“SFDPH is aware that novel synthetic drugs, including medetomidine, have been identified in drug markets in North America,” a spokesperson for the city’s Department of Public Health said in an email. “We will continue to collaborate with city departments and our nonprofit partners in monitoring for novel synthetic drugs so we may prepare supportive care options, including treatment, and quickly respond in the event they become prevalent.”
About a year ago, Dorsey submitted a similar letter asking about the city’s practices for monitoring xylazine and other adulterants found mixed with opioids that were showing up more frequently in the drug supply elsewhere around the country.
“As with my prior inquiry, my purpose is to ascertain how I may knowledgeably champion work I consider essential to protect the life and health of San Franciscans struggling with addiction,” Dorsey wrote in the inquiry letter, “and to sustain the indications of progress we’re beginning to see in the deadly drug overdose crisis facing San Francisco.”
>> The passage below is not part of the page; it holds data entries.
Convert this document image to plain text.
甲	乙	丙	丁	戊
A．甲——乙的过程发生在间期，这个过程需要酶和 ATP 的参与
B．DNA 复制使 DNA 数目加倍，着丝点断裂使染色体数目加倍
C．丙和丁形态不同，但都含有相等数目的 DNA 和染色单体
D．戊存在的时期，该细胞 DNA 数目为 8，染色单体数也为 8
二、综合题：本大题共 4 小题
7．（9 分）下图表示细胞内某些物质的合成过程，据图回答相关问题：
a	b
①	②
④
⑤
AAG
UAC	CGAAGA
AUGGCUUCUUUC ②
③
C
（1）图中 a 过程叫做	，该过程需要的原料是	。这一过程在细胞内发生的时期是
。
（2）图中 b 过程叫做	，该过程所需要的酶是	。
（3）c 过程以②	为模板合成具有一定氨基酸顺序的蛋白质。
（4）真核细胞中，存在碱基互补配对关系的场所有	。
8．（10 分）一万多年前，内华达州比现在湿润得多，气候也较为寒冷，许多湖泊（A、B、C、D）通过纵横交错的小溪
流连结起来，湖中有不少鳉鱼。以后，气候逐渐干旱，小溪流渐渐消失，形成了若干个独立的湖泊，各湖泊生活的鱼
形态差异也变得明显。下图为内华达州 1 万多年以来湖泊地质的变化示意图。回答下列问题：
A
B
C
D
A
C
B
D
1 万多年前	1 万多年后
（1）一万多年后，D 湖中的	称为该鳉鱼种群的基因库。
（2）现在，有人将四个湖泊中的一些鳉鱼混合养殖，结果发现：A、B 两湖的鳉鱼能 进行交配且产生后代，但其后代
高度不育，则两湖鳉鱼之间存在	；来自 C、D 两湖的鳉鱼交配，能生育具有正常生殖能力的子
Each month, San Francisco’s Office of the Chief Medical Examiner reports the presence of a variety of substances, including fentanyl, heroin, methamphetamine, cocaine, xylazine, bromazolam, and fluoro fentanyl in recent overdoses. In November 2023, local health officials also started testing wastewater for fentanyl, cocaine and methamphetamine, as well as all three substances in their metabolized form, to measure drug use and supply trends in the city.
The concern over medetomidine comes as U.S. overdose deaths dipped 3% in 2023 compared to 2022 — the first nationwide decline since 2018, according to data released this month from the Centers for Disease Control and Prevention.
But in San Francisco, the highest year for overdose deaths on record came in 2023, according to city data, and 258 people have died of overdose in the city this year alone.
Fentanyl, an opioid about 50 times stronger than heroin, was involved in the majority of those overdose deaths. Only 12 of this year’s overdose deaths in San Francisco involved xylazine, according to the chief medical examiner.
“We know the majority of overdose deaths are related to fentanyl, and when we get obsessed with every new scary drug politicians point out, we are missing the point,” said Laura Guzman, executive director of the National Harm Reduction Coalition. “We need to dedicate resources where there is the most need.”
As synthetic drugs have become more common around the U.S., research suggests efforts to suppress plant-based drugs like heroin and cocaine can lead to the development of cheaper and more potent drugs, which people may seek out on their own or could get cut into the supply chain.
“Without serious, sustained efforts to address the direct and root causes of non-medical opioid use, intensive supply suppression efforts that brought us fentanyl will continue to push the market towards deadlier alternatives,” reads a 2017 report in the International Journal of Drug Policy.
A common concern with sedatives like xylazine and medetomidine is that they do not respond to medications like Narcan that can reverse the effects of an opioid overdose. However, because the sedatives are often used in combination with other drugs like fentanyl, many health experts advise to still use Narcan when an opioid may be present during an overdose.
“The drug supply continues to be very unsettling and scary because we keep criminalizing new synthetics that will keep appearing, and we don’t have a safe supply,” Guzman said. “The drug supply is so tainted and reinforces itself with new synthetics, and that’s why drug checking is critical.”